Deutsches Institut für Menschenrechte

Menschenrechtsinstitut warnt vor weiterer Aushöhlung des Flüchtlingsrechts
Zum Weltflüchtlingstag am 20. Juni

Berlin (ots) - Das Deutsche Institut für Menschenrechte warnt vor einer weiteren Aushöhlung des Flüchtlingsrechts in Deutschland und in der Europäischen Union. "Angesichts der steigenden Zahlen von Schutzsuchenden in Deutschland müssen wir die Rahmenbedingungen für rechtsstaatliche Asylverfahren und für menschenwürdige Aufnahmebedingungen verbessern, statt mit einer weiteren Aushöhlung des Flüchtlingsrechts zu reagieren", erklärt Beate Rudolf, Direktorin des Instituts. "Die menschenrechtliche, nicht die ordnungs- und polizeirechtliche Perspektive auf Flucht muss entscheidend sein".

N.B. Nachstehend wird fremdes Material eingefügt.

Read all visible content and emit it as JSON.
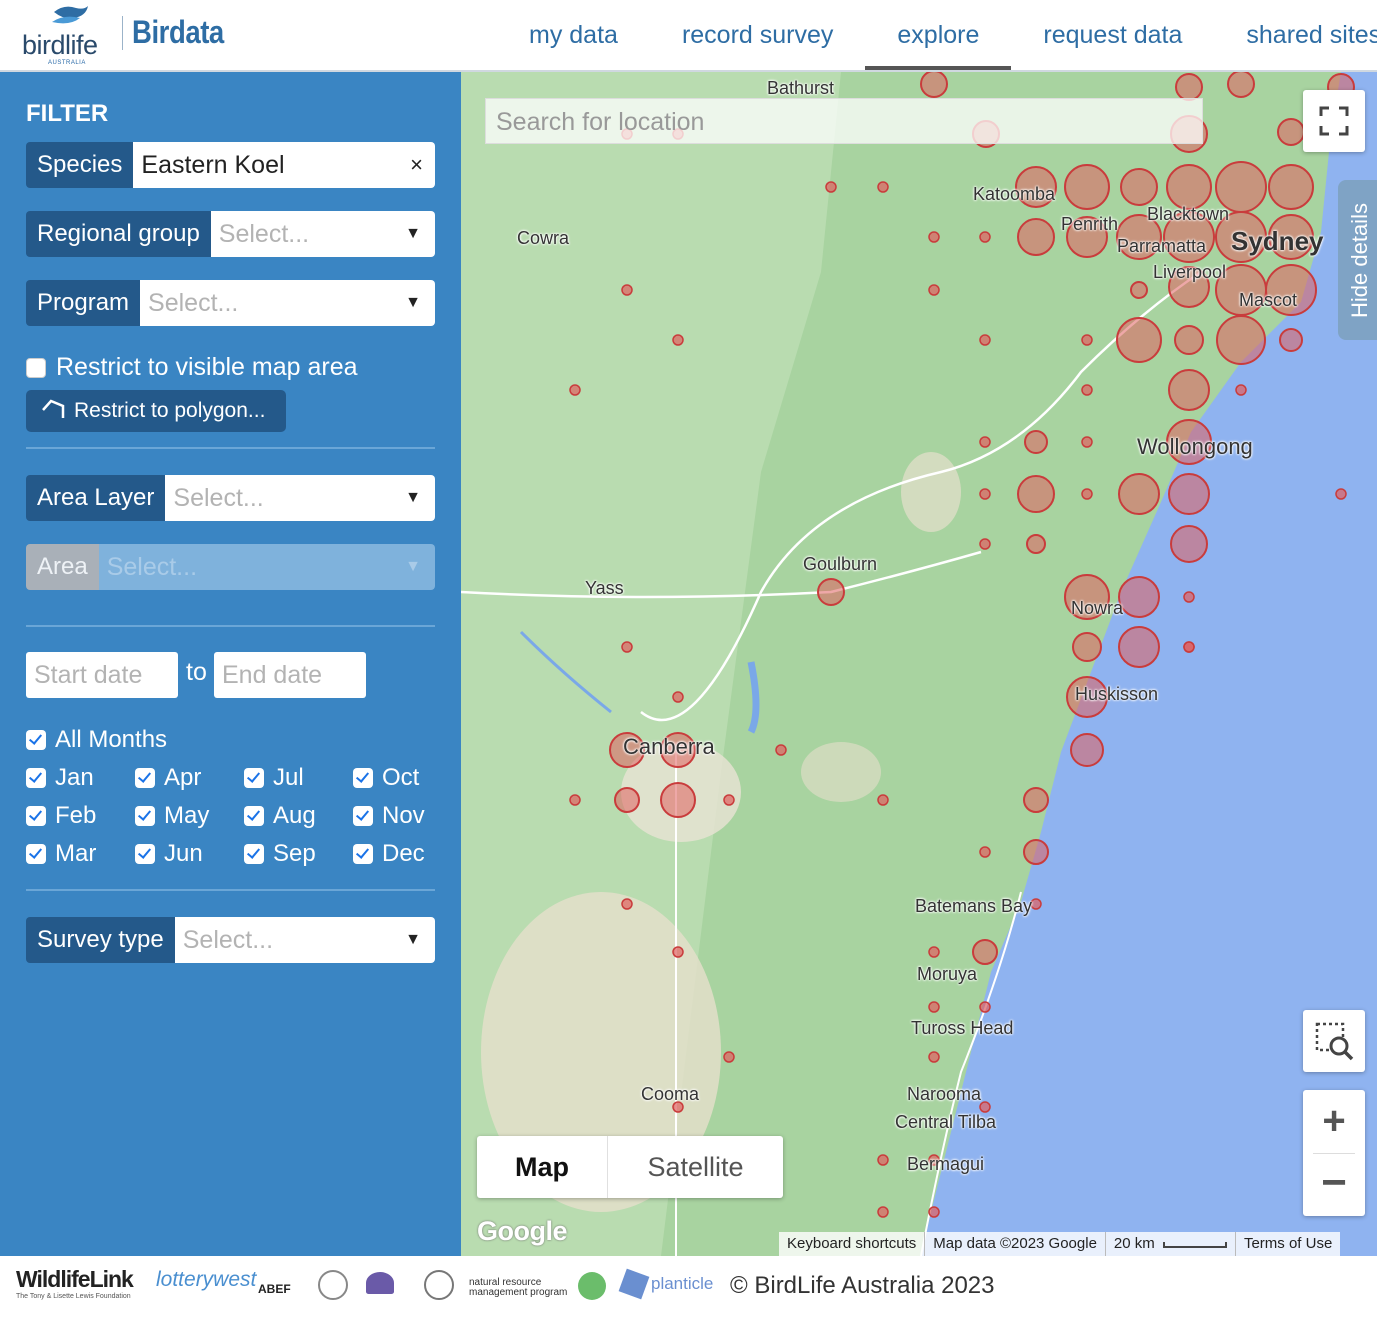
{
  "header": {
    "logo_text": "birdlife",
    "logo_sub": "AUSTRALIA",
    "app_name": "Birdata",
    "nav": [
      "my data",
      "record survey",
      "explore",
      "request data",
      "shared sites"
    ],
    "active_nav": "explore"
  },
  "filter": {
    "title": "FILTER",
    "species": {
      "label": "Species",
      "value": "Eastern Koel"
    },
    "regional_group": {
      "label": "Regional group",
      "placeholder": "Select..."
    },
    "program": {
      "label": "Program",
      "placeholder": "Select..."
    },
    "restrict_visible": "Restrict to visible map area",
    "restrict_polygon": "Restrict to polygon...",
    "area_layer": {
      "label": "Area Layer",
      "placeholder": "Select..."
    },
    "area": {
      "label": "Area",
      "placeholder": "Select..."
    },
    "start_date": "Start date",
    "to": "to",
    "end_date": "End date",
    "all_months": "All Months",
    "months": [
      "Jan",
      "Apr",
      "Jul",
      "Oct",
      "Feb",
      "May",
      "Aug",
      "Nov",
      "Mar",
      "Jun",
      "Sep",
      "Dec"
    ],
    "survey_type": {
      "label": "Survey type",
      "placeholder": "Select..."
    }
  },
  "map": {
    "search_placeholder": "Search for location",
    "hide_details": "Hide details",
    "map_type": [
      "Map",
      "Satellite"
    ],
    "active_map_type": "Map",
    "google": "Google",
    "attribution": [
      "Keyboard shortcuts",
      "Map data ©2023 Google",
      "20 km",
      "Terms of Use"
    ],
    "places": [
      "Bathurst",
      "Katoomba",
      "Penrith",
      "Blacktown",
      "Parramatta",
      "Sydney",
      "Liverpool",
      "Mascot",
      "Cowra",
      "Wollongong",
      "Goulburn",
      "Yass",
      "Nowra",
      "Huskisson",
      "Canberra",
      "Batemans Bay",
      "Moruya",
      "Tuross Head",
      "Cooma",
      "Narooma",
      "Central Tilba",
      "Bermagui"
    ],
    "colors": {
      "land": "#a9d4a0",
      "sea": "#8fb3f0",
      "marker": "#e06060"
    }
  },
  "footer": {
    "sponsors": [
      "WildlifeLink",
      "The Tony & Lisette Lewis Foundation",
      "lotterywest",
      "ABEF",
      "natural resource management program",
      "planticle"
    ],
    "copyright": "© BirdLife Australia 2023"
  }
}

Das Flüchtlingsrecht garantiert den Zugang zu einem Verfahren, in dem der Antrag auf Schutz individuell geprüft wird und im Falle einer Ablehnung Rechtsmittel möglich sind. Dies sind rechtsstaatliche Grundsätze. Sie gelten insbesondere für das Asylverfahren, in dem existentielle Gefahrenlagen zu prüfen sind. Die Bundesregierung bereitet derzeit angesichts steigender Flüchtlingszahlen weitere Restriktionen im Asylrecht vor, darunter die Aufnahme von bis zu fünf Staaten auf die Liste sicherer Herkunftsstaaten.

"Der Versuch, die Anzahl der aufzunehmenden Flüchtlinge auf ein bestimmtes Niveau zu begrenzen oder gar abzusenken, ist einer offenen, das internationale Flüchtlingsrecht und die Menschenrechte achtenden Gesellschaft nicht angemessen und kann nur mit einem Verstoß gegen die internationalen Verpflichtungen Deutschlands erkauft werden", so Rudolf. Stattdessen müssten in den jeweiligen Aufnahmeländern, einschließlich Deutschland, Strukturen aufgebaut werden, um auch auf spontan ansteigende Zahlen von Schutzsuchenden reagieren zu können.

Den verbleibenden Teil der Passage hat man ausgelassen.